Talk Story With Jim Yates, President of Par Hawaii Inc.
Par Hawaii, No. 5 on Hawaii Business’ 2017 list of the Top 250 companies, hopes to steer its core expertise – refining, storing and delivering fuel – into Hawaii’s renewable energy future. Oil and its products will remain the company’s mainstay for the near future, says Jim Yates, but Par is exploring renewable energy opportunities so it can meet the state’s evolving needs.
Q: How is the local market for oil?
Yates: You have to look at the situation by market and byproducts. For instance, the demand for petroleum to produce electricity is probably off by 25 percent since 2008 in Hawaii.
But on the transportation side, gasoline demand is up by almost 7 percent in the last decade. And over that same period, air passenger arrivals are probably up by almost 40 percent. And we are a company that provides about 75 percent of all the jet fuel in the state, both commercial and military.
We understand Hawaii’s drive toward a renewable energy future. We are not opposed to it and want to be part of that transformation. But we are also pragmatic enough to know that this is an evolutionary process that is going to take decades.
We are committed to being innovative and to evolve along with the state’s demands and I think we can.
Q: How many of your gas stations offer alternatives to gasoline?
Yates: The market dictates what we offer.
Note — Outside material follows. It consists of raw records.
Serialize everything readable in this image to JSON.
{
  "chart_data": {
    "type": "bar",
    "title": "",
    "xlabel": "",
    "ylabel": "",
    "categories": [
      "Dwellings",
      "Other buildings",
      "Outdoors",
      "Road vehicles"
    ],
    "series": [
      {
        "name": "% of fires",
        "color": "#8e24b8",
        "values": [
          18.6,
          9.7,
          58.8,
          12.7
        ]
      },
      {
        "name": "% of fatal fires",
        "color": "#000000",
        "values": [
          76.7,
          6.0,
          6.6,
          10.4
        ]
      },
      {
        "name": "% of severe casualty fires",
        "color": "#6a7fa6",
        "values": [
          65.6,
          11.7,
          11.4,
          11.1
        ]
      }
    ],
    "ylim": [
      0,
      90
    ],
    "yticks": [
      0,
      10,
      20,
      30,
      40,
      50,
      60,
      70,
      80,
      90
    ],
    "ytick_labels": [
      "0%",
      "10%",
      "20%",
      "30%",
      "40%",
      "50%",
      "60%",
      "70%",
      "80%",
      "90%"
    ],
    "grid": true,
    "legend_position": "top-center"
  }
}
There are about five locations where we provide biodiesel or a biodiesel blend; the rest is fossil fuels. Some drivers are either mandated or prefer to use biofuel. This is a viable part of our business now, but it is still a small subset.
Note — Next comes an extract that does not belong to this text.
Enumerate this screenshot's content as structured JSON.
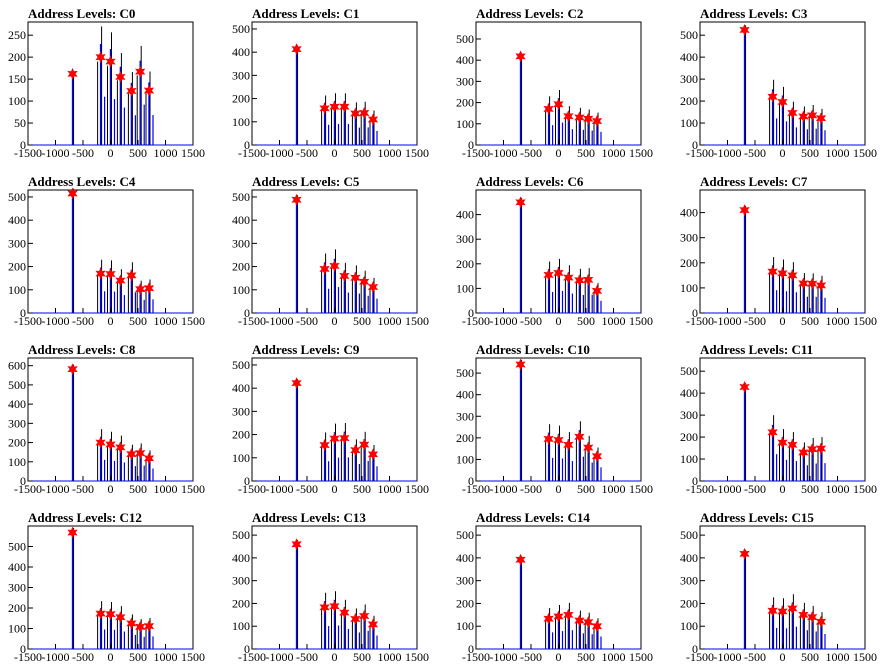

Q: What about electric vehicles?
Yates: Most EVs take a considerable amount of time to recharge. But we are in talks with some folks about the possibility of putting one or two top-off stations into a retail location. This is not a simple proposition: You are giving up valuable real estate, even though it is questionable if there is public demand. We are going to have to see faster recharge technology before we see a proliferation of those products.
But we are open to that possibility. Not because it makes financial sense right now, but because it gets us engaged in thinking through a business model that might work in the future.
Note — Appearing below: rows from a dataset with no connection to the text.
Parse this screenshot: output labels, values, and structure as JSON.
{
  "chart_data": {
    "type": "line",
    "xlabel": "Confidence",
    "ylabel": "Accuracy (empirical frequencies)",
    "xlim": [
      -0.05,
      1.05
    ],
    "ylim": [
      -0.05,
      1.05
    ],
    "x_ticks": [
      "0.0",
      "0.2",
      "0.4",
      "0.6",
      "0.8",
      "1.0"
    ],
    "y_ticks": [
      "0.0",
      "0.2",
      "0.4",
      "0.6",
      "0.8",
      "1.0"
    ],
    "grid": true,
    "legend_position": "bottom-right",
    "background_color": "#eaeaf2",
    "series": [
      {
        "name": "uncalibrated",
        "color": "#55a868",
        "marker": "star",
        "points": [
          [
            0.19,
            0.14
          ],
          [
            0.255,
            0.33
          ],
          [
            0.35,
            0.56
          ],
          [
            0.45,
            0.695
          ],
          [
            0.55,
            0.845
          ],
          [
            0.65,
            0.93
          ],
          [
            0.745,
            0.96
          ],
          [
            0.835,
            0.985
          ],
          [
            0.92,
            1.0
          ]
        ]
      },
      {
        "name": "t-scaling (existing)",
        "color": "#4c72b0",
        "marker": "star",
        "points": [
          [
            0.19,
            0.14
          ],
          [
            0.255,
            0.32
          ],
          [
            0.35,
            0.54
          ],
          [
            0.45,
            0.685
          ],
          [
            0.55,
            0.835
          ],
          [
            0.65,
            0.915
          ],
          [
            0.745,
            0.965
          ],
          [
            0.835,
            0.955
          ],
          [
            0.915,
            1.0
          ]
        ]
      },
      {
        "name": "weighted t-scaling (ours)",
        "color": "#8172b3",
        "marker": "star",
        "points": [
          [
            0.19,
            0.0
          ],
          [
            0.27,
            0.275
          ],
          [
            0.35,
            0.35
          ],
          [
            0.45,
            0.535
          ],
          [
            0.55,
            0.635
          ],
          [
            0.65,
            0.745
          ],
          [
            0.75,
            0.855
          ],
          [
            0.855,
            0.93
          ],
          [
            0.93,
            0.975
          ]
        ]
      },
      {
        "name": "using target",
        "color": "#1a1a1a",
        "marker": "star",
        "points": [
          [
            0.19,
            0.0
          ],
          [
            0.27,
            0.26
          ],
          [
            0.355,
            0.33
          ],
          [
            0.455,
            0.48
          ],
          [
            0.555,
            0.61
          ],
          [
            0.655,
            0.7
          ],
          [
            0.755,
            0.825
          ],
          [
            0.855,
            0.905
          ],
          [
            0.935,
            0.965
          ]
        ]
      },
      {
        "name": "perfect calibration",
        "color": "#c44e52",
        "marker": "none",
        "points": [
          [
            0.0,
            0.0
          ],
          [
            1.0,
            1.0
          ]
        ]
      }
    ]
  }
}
Q: What kind of revisions would you have to make to your business plans?
Yates: We are continuing to collaborate with the government and other energy stakeholders as to how changes are going to be made. We have a delicate balance between economically meeting current energy needs while prudently investing in future alternatives that offer a credible chance of success. Prudent and credible are key words because there are a lot of wild ideas in the market.
We think liquid fuels will be at the core of the energy market for the foreseeable future. Those may be produced by renewable feedstock, but our refining expertise and our expertise in storing and delivering liquid fuels will be needed regardless.
When people think about oil, many are thinking of big oil companies that own their product in the ground all the way to the end – so they are vested that oil continues to be the preferred feedstock. We don’t own any oil in the ground. Our feedstock is purchased in the open market and then we convert it to an economic product. But that means that we are truly agnostic. If we can find alternative renewable feedstock that we turn into products that consumers want at prices that are competitive, that is a home run for us because we are now part of that transition. We don’t care that it is not crude oil. We care about being a relevant player.
Take a look at our investments in biodiesel, both in the production and distribution. Look at our cooperation with the Honeywell UOP biorefinery pilot project. We provided land and some expertise. We like to think of ourselves as an energy company, not as a petroleum company.
Q: Your plan was to reduce sales of fuel to electric utilities. How is that process going?
Yates: Right now we are not providing any fuel directly. We are a candidate for this type of business, but we are not going to build our future on a product that is so clearly on the decline in Hawaii. There are other opportunities.
Q: Such as?
Yates: There is a continuing drive to take sulfur out of fuel. Historically, the demand of high-sulfur diesel has gone to the utilities or to the marines. The utilities are going off this fuel. And on the marine side, the International Maritime Organization passed regulations that by 2020 the high-sulfur levels have to be gone.
So our board this summer approved another $30 million project that will allow us to create low-sulfur diesel. There is a second project we are considering that will cost another $40 million to $50 million.
Q: There is proposed legislation to shift ground transportation to 100 percent renewable energy by 2045. Do you think it is going to pass?
Yates: I do not know. There are about 6,700 EVs registered in the state right now; that is a 30 percent year-over-year increase. But it still makes up just over half of 1 percent of all the vehicles today. We have around 1.1 million passenger vehicles, so the rate to turn over those vehicles to alternate energy would be that going forward for the next 27 years, every vehicle needs to be an electric vehicle. We are just not a big enough market to force that change on the auto manufacturers or on the consumers. We should continue to create incentives, which the state has done. But you have to be pragmatic about what is possible.
This interview was edited for conciseness.